Adwise : Dominique, tu es anthropologue et sociologue, et tu t’intéresses aux pratiques culturelles et aux innovations dans nos Sociétés occidentales. Tu utilises le terme de “milieu innovant”, emprunté à la géographie et aux territoires. Quels sont pour toi les milieux les innovants historiquement ?
DD : il y a 3 grands milieux innovants historiquement : d’abord l’industrie aux XIXè et XXè s. avec les innovations liées à l’énergie, notamment. Par exemple, la création de la variation tarifaire selon les heures creuses et pleines est un avant-goût du yield management appliqué aujourd’hui dans les secteurs des services : les compagnies aériennes, ferroviaires.
Et puis, il y a la grande distribution. On le voit aujourd’hui avec le Drive, la captation des parcours clients d’internet au magasin physique par exemple.
Et enfin l’agriculture, qui n’a cessé d’innover pour produire plus, s’adaptera aux goûts des consommateurs, améliorer les machines, les engrais – ce qui provoque un vrai questionnement aujourd’hui.
Adwise : et aujourd’hui, où se situe l’innovation ?
DD : dans les services, que ce soit en tant que secteur ou en complément d’une offre. En particulier grâce aux nouvelles technologies. Les services permettent l’hyperpersonnalisation, l’instantanéité, l’autonomie mais aussi le contrôle qui sont des attentes émergentes.
Adwise : Comment vois-tu cette innovation ?
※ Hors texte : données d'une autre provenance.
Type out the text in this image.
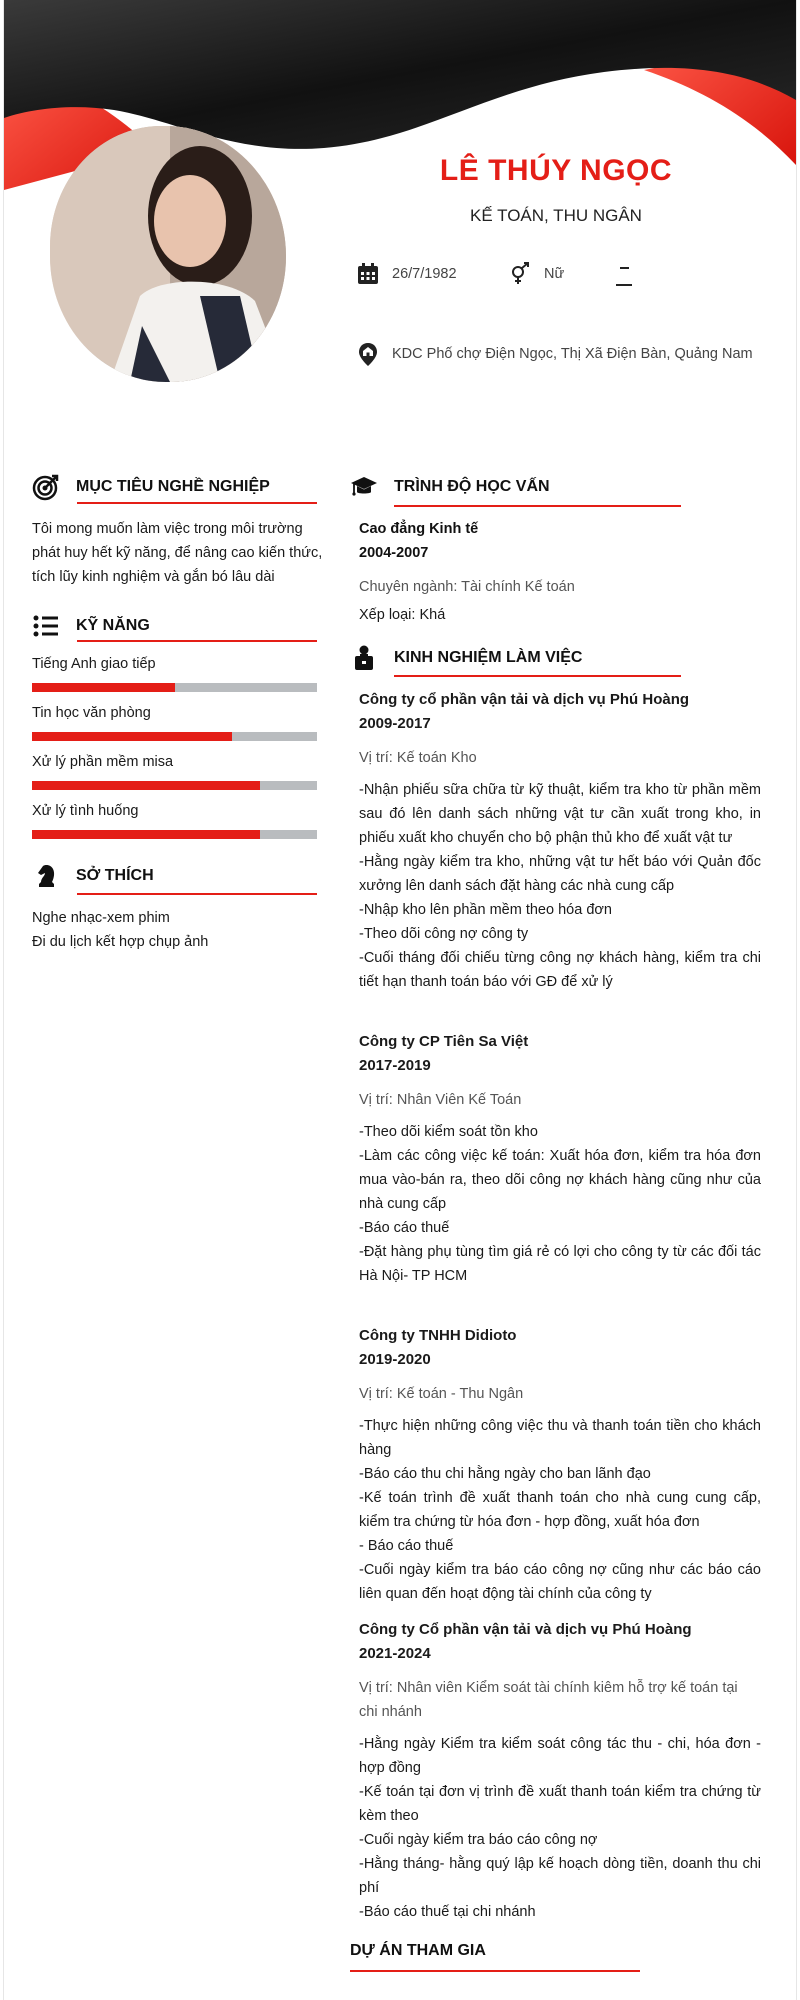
LÊ THÚY NGỌC
KẾ TOÁN, THU NGÂN
26/7/1982	Nữ
KDC Phố chợ Điện Ngọc, Thị Xã Điện Bàn, Quảng Nam
MỤC TIÊU NGHỀ NGHIỆP
Tôi mong muốn làm việc trong môi trường
phát huy hết kỹ năng, để nâng cao kiến thức,
tích lũy kinh nghiệm và gắn bó lâu dài
KỸ NĂNG
Tiếng Anh giao tiếp
Tin học văn phòng
Xử lý phần mềm misa
Xử lý tình huống
SỞ THÍCH
Nghe nhạc-xem phim
Đi du lịch kết hợp chụp ảnh
TRÌNH ĐỘ HỌC VẤN
Cao đẳng Kinh tế
2004-2007
Chuyên ngành: Tài chính Kế toán
Xếp loại: Khá
KINH NGHIỆM LÀM VIỆC
Công ty cổ phần vận tải và dịch vụ Phú Hoàng
2009-2017
Vị trí: Kế toán Kho
-Nhận phiếu sữa chữa từ kỹ thuật, kiểm tra kho từ phần mềm sau đó lên danh sách những vật tư cần xuất trong kho, in phiếu xuất kho chuyển cho bộ phận thủ kho để xuất vật tư
-Hằng ngày kiểm tra kho, những vật tư hết báo với Quản đốc xưởng lên danh sách đặt hàng các nhà cung cấp
-Nhập kho lên phần mềm theo hóa đơn
-Theo dõi công nợ công ty
-Cuối tháng đối chiếu từng công nợ khách hàng, kiểm tra chi tiết hạn thanh toán báo với GĐ để xử lý
Công ty CP Tiên Sa Việt
2017-2019
Vị trí: Nhân Viên Kế Toán
-Theo dõi kiểm soát tồn kho
-Làm các công việc kế toán: Xuất hóa đơn, kiểm tra hóa đơn mua vào-bán ra, theo dõi công nợ khách hàng cũng như của nhà cung cấp
-Báo cáo thuế
-Đặt hàng phụ tùng tìm giá rẻ có lợi cho công ty từ các đối tác Hà Nội- TP HCM
Công ty TNHH Didioto
2019-2020
Vị trí: Kế toán - Thu Ngân
-Thực hiện những công việc thu và thanh toán tiền cho khách hàng
-Báo cáo thu chi hằng ngày cho ban lãnh đạo
-Kế toán trình đề xuất thanh toán cho nhà cung cung cấp, kiểm tra chứng từ hóa đơn - hợp đồng, xuất hóa đơn
- Báo cáo thuế
-Cuối ngày kiểm tra báo cáo công nợ cũng như các báo cáo liên quan đến hoạt động tài chính của công ty
Công ty Cổ phần vận tải và dịch vụ Phú Hoàng
2021-2024
Vị trí: Nhân viên Kiểm soát tài chính kiêm hỗ trợ kế toán tại chi nhánh
-Hằng ngày Kiểm tra kiểm soát công tác thu - chi, hóa đơn - hợp đồng
-Kế toán tại đơn vị trình đề xuất thanh toán kiểm tra chứng từ kèm theo
-Cuối ngày kiểm tra báo cáo công nợ
-Hằng tháng- hằng quý lập kế hoạch dòng tiền, doanh thu chi phí
-Báo cáo thuế tại chi nhánh
DỰ ÁN THAM GIA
Elle suit une courbe de progression que l’on a bien observée ; d’abord l’innovation résout le problème de la rareté. Immédiatement, ce qui était rare devient accessible, facilement. Je pense aux taxis par exemple ; Uber résout le problème de la rareté ou la perception de la rareté. Mais les applications mobiles d’aujourd’hui, qui donnent accès à toutes sortes d’informations ou de bonnes affaires, fonctionnent sur le même bénéfice. Deuxièmement, l’innovation apporte en général une rupture sur le coût. Le bien, le service devient plus accessible financièrement aussi. Là encore Uber innove, mais Ikéa aussi, Brico Dépôt, Transavia, Easyjet dans leur domaine. Cette rupture sur les coûts dans l’innovation n’est pas nouvelle. Déjà la création du Bon Marché en 1850, qui était un low-cost avant l’heure, a tué le petit commerce -les magasins de nouveautés- des alentours. Enfin, et c’est aussi très important, l’innovation fait baisser « la charge mentale ». En rendant un usage plus facile, plus serein, on apporte une réelle innovation. C’est pourquoi lorsqu’on réfléchit aux innovations de demain, il faut garder à l’esprit ces 3 trépieds.